Earlier this week, Jerome Powell, a current member of the Federal Reserve Board of Governors was nominated by President Trump to become the new Chairman of the Federal Reserve. His nomination still has to be confirmed by the US Senate.
However, the interesting aspect of his choice is that Powell does not have an economics degree, which is not mandatory per law but it is one of those things people tend to expect, and his past job experience working as a lawyer and an investment banker. Thus, he may be the most down to earth Fed Chairman in a long time, as most of them tend to be academics living in the ivory towers of American Ivy League.
For example, former Fed Chairman Paul Volcker has his own rule, Volcker Rule, which is part of the Dodd-Frank Act and prohibits banks to do proprietary trading for a profit, in other words, to speculate with their own money. However, it never took real effect as Wall Street always finds loopholes but that is not the problem. The real problem was Volcker’s naivety who actually thought that he could stop banks from speculating. Powell does not outright calls him naive but rather suggest two things, we can do this more efficiently and small banks must be excluded.

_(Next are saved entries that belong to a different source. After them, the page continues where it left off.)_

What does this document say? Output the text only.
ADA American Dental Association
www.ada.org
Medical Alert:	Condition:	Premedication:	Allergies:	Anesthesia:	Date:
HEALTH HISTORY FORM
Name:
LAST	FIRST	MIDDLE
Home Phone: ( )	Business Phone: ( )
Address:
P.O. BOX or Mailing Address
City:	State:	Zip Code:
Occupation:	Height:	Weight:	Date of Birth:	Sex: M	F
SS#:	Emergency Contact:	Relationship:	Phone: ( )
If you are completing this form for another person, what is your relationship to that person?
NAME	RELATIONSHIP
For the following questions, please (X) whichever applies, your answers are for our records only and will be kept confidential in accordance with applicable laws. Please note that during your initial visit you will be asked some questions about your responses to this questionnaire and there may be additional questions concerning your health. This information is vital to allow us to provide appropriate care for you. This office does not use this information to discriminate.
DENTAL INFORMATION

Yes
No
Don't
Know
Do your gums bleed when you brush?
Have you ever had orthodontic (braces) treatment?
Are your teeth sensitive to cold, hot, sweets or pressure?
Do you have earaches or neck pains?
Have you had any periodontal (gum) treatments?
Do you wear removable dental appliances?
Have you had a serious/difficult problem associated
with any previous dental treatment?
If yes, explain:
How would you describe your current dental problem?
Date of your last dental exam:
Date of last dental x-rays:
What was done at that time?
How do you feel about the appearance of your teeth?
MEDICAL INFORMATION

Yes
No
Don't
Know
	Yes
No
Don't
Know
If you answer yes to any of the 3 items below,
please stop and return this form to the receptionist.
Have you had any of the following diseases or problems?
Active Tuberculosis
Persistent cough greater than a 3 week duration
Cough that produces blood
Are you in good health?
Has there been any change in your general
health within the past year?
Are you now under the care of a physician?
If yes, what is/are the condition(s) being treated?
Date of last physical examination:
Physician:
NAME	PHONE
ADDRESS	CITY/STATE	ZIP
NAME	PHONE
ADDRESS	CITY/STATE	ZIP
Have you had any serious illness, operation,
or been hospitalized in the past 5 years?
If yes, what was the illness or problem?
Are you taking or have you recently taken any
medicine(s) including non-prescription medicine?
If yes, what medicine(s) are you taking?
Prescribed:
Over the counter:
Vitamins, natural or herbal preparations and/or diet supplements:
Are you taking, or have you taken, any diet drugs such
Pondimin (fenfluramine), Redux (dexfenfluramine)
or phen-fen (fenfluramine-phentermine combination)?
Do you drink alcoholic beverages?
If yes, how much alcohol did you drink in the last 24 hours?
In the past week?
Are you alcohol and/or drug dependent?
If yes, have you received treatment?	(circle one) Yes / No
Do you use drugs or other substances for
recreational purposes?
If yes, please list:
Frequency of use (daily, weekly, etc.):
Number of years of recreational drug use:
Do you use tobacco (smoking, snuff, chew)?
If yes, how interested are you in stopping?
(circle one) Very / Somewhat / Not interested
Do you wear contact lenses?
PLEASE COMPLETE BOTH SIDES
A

Moreover, when I was in school, I studied Taylor’s Rule, which was created by one of the candidates for Trump’s nomination, John Taylor, and can be summarized in the following words: when inflation is high, interest rates must be raised to cool it down. Sounds simple enough for even a kid to understand it, but the problem is that the assumptions used for the making of this rule are too unrealistic. First, we cannot observe the real interest rate (real i = nominal i – inflation), so we are basically guessing whether is high or low. Second, we assume that the US is a closed economy, but the US dollar is the de-facto global currency to the point in which foreign countries from El Salvador to Zimbabwe use it as their own local currency. Thus, the Fed should stop assuming that only Americans handle the greenbacks as their currency for the purpose of making better choices.
Moving on to other events that also happened this week is the quarter-percentage-point increase in interest rates by the Bank of England from 0.25% to 0.5% signaling a stronger British economy regardless of the infamous Brexit. Furthermore, there has been a new leak in the same manner as the Panama Papers, Paradise Papers, that show the offshore investments of several people of interest. Even Queen Elizabeth II is shown to have investments relating to a predatory lending company, not good for public relations.
Thus, we end up the week with a possible change in the Fed perspective of how the world is, an thriving British economy, and a lot of drama for tomorrow’s news. Anyone want to bet that the Trump-Russia story is going to benefit from Paradise Papers?